What causes people to sneeze in succession?

People do not typically sneeze just once and instead will sneeze multiple times in a quick succession. This has a lot to do with what causes you to sneeze or irritates the nasal passage in the first place. Often it takes two or more sneezes to rid the irritant from the nasal membranes.

More Interesting Facts About Sneezing  


Interesting things that can be related with sneezing

  • Working out. When you workout, this can cause you to sneeze. When doing exercises, your nose and mouth are likely to dry out due to hyperventilating. This, in turn, triggers your nose to begin to drip, which can result in sneezing.

  • Grooming your eyebrows. When you pluck your eyebrows, you can irritate the nerves in your face that reach the nasal passage. When the nerves signal pain, this can trigger you to sneeze.

  • Sunlight. Some people inherit a trait that causes them to sneeze when they are out in the bright sunshine. 

  • Sex. It may sound strange but there are a number of people that sneeze after sex. The part of the nervous system that sends pleasure signals when you have sex can also send off signals that trigger sneezing.


The speed of your sneeze

When some people sneeze, their sneeze can travel 100 miles per hour. On average, however, most people's sneezes travel from 30 to 35 miles per hour.


Your sneeze can reach a wide area

Wonder why do we sneeze and why should you cover your mouth? While many know this is to prevent the spread of the germs that escape from sneezing, did you know the germs can spread up to 30 feet away from you when you sneeze? Some may argue the germs you sneeze out only travel as far as a five-foot radius, but that is still a good reason to try to keep these germs to yourself.


Don't hold your sneezes in

While you think you are being polite and holding in your sneeze on some occasion, this can actually cause injury. Holding in your sneezes can cause the blood vessels in the eyes to break, can weaken the blood vessel found in the brain, can cause problems with your diaphragm and can eve cause you to rupture your eardrums. When it comes to sneezing, it is much better to let it out than keeping it in.


Sneezing causes you to close your eyes

Try as you might, but you can't keep your eyes open when you sneeze.
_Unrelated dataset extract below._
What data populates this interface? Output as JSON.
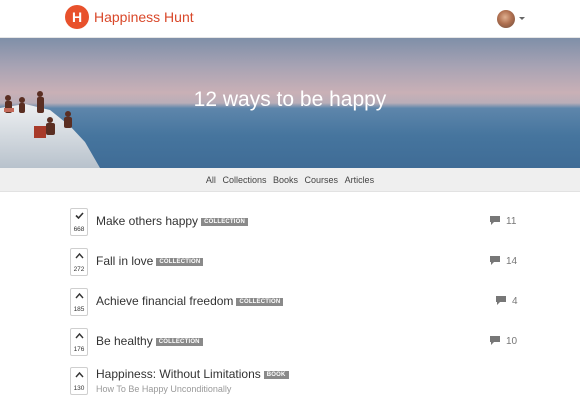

Closing the eyes when you sneeze is an involuntary reflex that that is a message sent from the brain in preparation for the sneeze.


People aren't the only creatures that sneeze

While many animals sneeze, the iguana sneezes the most out of all the animals. This is because sneezing is the way they get rid of salts from their body which is produced from their digestive process.


You can't sleep and sneeze at the same time

If you ever wondered why do we sneeze in our sleep, there is no answer since we don't. Just like the rest of the body, when you are asleep, the nerves that trigger you to sneeze are also resting and asleep. So you never have to worry about any embarrassing sneezing episode while you are getting your beauty sleep.